Anyone violating the curfew will be ticketed, Craig said.
“We don’t want to criminalize our youths,” he said. “Last year, we made no arrests, and only issued 17 violations. Hopefully, we won’t have to issue any this year.”
A second emergency ordinance will prohibit gas stations from dispensing fuel into portable containers from midnight Oct. 27 through 11:59 p.m.
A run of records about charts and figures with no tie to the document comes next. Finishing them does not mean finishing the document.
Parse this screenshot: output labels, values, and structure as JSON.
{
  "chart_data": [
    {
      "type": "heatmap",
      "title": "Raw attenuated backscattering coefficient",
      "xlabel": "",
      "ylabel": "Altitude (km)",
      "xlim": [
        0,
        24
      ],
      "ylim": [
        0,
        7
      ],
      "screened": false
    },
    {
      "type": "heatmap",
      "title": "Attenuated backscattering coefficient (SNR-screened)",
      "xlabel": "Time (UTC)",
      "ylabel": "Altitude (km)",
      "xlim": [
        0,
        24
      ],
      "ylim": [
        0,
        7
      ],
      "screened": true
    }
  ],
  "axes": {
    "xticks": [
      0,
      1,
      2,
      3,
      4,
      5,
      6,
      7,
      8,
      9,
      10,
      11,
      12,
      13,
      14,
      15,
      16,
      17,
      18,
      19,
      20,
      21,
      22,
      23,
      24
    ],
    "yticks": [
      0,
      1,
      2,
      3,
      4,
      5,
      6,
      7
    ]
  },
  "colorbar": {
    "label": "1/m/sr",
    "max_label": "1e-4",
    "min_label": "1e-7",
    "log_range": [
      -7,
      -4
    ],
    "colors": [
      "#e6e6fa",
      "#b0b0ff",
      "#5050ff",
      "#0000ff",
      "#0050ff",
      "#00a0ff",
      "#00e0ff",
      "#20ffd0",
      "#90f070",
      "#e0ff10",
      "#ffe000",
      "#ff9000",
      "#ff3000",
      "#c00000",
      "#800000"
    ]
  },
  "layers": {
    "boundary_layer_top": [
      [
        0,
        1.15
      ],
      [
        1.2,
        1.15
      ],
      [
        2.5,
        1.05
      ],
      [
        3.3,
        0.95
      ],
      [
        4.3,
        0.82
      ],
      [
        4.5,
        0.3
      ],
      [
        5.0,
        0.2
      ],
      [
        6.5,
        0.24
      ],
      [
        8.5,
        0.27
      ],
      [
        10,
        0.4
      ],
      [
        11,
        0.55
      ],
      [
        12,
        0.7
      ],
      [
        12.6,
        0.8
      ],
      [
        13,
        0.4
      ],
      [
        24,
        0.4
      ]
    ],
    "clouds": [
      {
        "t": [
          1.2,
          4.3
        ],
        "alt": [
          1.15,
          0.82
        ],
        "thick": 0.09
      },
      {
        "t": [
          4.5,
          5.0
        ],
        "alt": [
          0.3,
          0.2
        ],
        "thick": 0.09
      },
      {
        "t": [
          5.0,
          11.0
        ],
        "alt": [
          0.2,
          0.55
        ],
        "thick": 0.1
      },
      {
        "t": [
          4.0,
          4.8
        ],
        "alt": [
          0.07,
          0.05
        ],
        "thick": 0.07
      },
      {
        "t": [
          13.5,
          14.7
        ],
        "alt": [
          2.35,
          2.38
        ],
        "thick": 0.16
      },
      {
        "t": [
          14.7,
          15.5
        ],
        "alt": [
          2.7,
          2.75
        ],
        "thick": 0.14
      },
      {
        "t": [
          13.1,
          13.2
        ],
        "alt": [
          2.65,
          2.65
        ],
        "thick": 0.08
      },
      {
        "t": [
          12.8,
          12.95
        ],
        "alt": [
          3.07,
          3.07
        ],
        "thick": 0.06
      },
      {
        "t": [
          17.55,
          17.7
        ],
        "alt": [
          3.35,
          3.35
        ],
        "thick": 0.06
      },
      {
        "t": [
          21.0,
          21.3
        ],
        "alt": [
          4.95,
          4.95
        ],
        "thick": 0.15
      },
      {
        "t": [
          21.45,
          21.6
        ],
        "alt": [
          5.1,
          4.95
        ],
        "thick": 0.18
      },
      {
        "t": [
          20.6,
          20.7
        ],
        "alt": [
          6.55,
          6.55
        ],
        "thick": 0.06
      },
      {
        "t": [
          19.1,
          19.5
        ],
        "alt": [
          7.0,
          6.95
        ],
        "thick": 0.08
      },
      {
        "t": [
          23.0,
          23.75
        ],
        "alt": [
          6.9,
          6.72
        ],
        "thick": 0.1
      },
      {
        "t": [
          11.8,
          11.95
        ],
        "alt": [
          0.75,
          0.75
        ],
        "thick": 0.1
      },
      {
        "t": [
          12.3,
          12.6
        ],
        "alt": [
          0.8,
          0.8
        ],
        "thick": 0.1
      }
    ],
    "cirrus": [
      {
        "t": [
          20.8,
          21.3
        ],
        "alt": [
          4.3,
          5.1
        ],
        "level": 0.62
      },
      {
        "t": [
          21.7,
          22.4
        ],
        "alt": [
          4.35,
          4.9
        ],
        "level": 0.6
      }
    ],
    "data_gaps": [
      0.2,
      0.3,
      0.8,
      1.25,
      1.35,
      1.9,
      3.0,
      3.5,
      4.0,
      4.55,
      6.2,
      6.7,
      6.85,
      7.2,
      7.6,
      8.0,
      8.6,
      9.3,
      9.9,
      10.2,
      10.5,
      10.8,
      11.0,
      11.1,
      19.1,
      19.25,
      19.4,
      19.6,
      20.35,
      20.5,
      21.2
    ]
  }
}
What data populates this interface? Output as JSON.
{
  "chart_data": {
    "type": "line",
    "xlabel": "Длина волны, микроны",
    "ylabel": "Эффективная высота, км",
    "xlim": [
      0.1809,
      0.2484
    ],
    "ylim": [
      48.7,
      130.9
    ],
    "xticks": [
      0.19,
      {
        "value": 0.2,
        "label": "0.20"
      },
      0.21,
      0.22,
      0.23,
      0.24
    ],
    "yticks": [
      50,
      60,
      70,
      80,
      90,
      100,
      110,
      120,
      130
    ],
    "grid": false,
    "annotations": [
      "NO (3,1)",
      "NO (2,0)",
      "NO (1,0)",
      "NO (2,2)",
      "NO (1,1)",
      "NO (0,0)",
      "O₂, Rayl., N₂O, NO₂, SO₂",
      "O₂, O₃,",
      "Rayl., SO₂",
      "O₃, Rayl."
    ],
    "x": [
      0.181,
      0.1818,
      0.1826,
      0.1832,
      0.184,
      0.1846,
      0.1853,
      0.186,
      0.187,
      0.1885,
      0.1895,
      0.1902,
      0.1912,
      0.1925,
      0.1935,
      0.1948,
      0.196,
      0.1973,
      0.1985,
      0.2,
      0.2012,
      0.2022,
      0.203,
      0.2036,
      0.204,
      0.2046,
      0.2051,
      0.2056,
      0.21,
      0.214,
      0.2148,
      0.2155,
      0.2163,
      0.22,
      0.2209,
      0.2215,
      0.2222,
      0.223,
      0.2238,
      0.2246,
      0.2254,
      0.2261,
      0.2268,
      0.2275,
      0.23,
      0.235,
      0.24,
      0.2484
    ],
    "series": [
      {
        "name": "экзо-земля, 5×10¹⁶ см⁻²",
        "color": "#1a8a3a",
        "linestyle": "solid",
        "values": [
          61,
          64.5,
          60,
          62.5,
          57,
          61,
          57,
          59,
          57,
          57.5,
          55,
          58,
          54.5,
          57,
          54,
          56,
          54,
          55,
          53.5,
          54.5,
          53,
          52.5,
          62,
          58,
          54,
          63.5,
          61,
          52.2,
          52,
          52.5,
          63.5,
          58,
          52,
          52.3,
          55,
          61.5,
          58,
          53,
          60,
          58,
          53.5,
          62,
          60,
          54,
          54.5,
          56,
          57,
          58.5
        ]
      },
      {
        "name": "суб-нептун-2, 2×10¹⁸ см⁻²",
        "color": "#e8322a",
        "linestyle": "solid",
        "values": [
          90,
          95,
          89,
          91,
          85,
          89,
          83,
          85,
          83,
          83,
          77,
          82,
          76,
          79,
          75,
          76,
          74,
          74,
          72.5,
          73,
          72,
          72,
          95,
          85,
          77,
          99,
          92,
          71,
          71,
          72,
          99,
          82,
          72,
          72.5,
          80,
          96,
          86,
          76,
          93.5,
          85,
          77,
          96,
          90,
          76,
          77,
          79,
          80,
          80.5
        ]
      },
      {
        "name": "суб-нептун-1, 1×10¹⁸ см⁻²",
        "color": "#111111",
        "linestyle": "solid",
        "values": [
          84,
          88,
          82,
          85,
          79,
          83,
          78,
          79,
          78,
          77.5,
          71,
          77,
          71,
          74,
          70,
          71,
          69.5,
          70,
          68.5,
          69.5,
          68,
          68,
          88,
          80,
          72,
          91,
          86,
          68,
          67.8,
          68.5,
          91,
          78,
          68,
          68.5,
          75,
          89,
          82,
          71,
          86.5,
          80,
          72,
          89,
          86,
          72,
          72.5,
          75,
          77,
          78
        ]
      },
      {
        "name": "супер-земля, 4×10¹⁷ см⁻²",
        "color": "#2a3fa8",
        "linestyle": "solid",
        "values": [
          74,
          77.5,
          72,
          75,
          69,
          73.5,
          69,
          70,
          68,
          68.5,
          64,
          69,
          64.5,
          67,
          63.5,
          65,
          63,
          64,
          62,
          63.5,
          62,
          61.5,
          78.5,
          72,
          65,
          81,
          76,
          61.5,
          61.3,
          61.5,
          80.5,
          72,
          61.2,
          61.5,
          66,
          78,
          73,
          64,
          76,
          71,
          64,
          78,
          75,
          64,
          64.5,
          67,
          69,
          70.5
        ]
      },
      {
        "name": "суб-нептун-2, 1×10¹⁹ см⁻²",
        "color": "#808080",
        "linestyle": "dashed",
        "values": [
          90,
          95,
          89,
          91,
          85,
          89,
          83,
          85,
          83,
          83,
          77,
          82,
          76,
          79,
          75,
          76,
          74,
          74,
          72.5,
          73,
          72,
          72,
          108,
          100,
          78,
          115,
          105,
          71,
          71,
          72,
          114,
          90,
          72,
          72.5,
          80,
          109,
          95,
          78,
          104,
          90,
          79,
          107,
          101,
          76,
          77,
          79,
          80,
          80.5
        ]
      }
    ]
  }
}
Oct. 31. Exemptions will be emergency situations like someone running out of gas or needing to run a generator, although anyone buying fuel must provide identification.
Fire Commissioner Eric Jones said the city normally has 44 fire companies operating daily; during Angels’ Night, there will be 48 companies open.
Jones thanked the first responders and volunteers for their efforts in past years. “Many of these firefighters, medics and police officers have missed Halloween with their families,” he said. “The volunteers have, too.”
During the 1980s and early 1990s, there typically were between 500 and 800 arsons during what was then known as Devil's Night. After fires ravaged the city on Devil's Night in 1994, former Mayor Dennis Archer instituted the Angels’ Night campaign, calling on stepped-up police patrols, setting a curfew and recruiting thousands of volunteers to cruise through neighborhoods, watching for arsonists.
Last year, more than 4,000 volunteers signed up to patrol, while another 7,221 provided other forms of support, such as helping out at deployment centers or turning on their porch lights, city officials said.
Sponsors of the event, who have donated nearly $28,000 so far this year, include McDonald’s, Comerica Bank, Marathon Petroleum, Detroit Renewable Energy and KEO & Associates Inc.